Celik S. E., Bekdeser B., Apak R.

TALANTA, vol.196, pp.32-38, 2019 (SCI-Expanded) identifier identifier identifier

  • Publication Type: Article / Article
  • Volume: 196
  • Publication Date: 2019
  • Doi Number: 10.1016/j.talanta.2018.12.022
  • Journal Name: TALANTA
  • Journal Indexes: Science Citation Index Expanded (SCI-EXPANDED), Scopus
  • Page Numbers: pp.32-38
  • Istanbul University Affiliated: Yes


A novel colorimetric nanosensor was developed for evaluating peroxyl radical scavenging activity of phenolic antioxidants and for the detection of hydroperoxides formed during AAPH-induced oxidation of linoleic acid emulsions. Starch was used as a green reduction/stabilization agent for gold nanoparticles (AuNPs) synthesis in alkaline medium. When tert-butyl hydroperoxide (ten-BHP) was incubated with an excess of iodide ions in a 37 degrees C water bath for 90 min, triodide (I-3(-)) was formed in an amount equivalent to tert-BHP concentration. Upon the addition of starch-stabilized gold nanoparticles (ss-AuNPs) solution to the incubation mixture, triiodide ions were rapidly adsorbed on the surface of AuNPs and caused their aggregation.
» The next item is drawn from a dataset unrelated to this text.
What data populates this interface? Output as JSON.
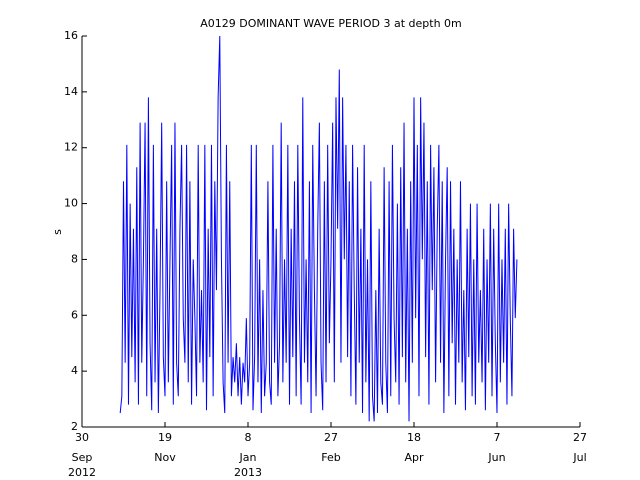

A concomitant red shift (from 525 nm to 563 nm) of surface plasmon resonance (SPR) absorption of the nanoparticles was observed, absorbance linearly increasing with aqueous tert-BHP concentration. The method provided an LOD of 39 mu M for tert-BHP, and was validated through linearity, precision and accuracy. The concentration of hydroperoxides estimated in linoleic acid peroxidation correlated well with those found by the reference ferric thiocyanate assay. Peroxyl radical scavenger antioxidants decreased the red-shifted SPR absorption of aggregated ss-AuNPs, thereby enabling an indirect estimation of antioxidant activity. This AuNPs-based colorimetric sensor is the first of its kind to directly determine peroxyl radical scavenging activity of polyphenols. The half-maximal inhibitive concentrations (IC50) of selected antioxidant compounds were calculated by utilizing the decrease in absorbance with increasing concentration of scavengers, and compared to those of classical oxygen radical absorbance capacity (ORAC) assay. The proposed nanosensor was superior over FL-based ORAC in determining the peroxyl radical scavenging activity of the lipophilic antioxidant alpha-tocopherol. The percentage scavenging of real samples such as green tea infusion and synthetic serum were determined. The proposed assay can be used for estimating the peroxyl scavenging of various food and biological samples in terms of its low cost, ease of use and compatibility.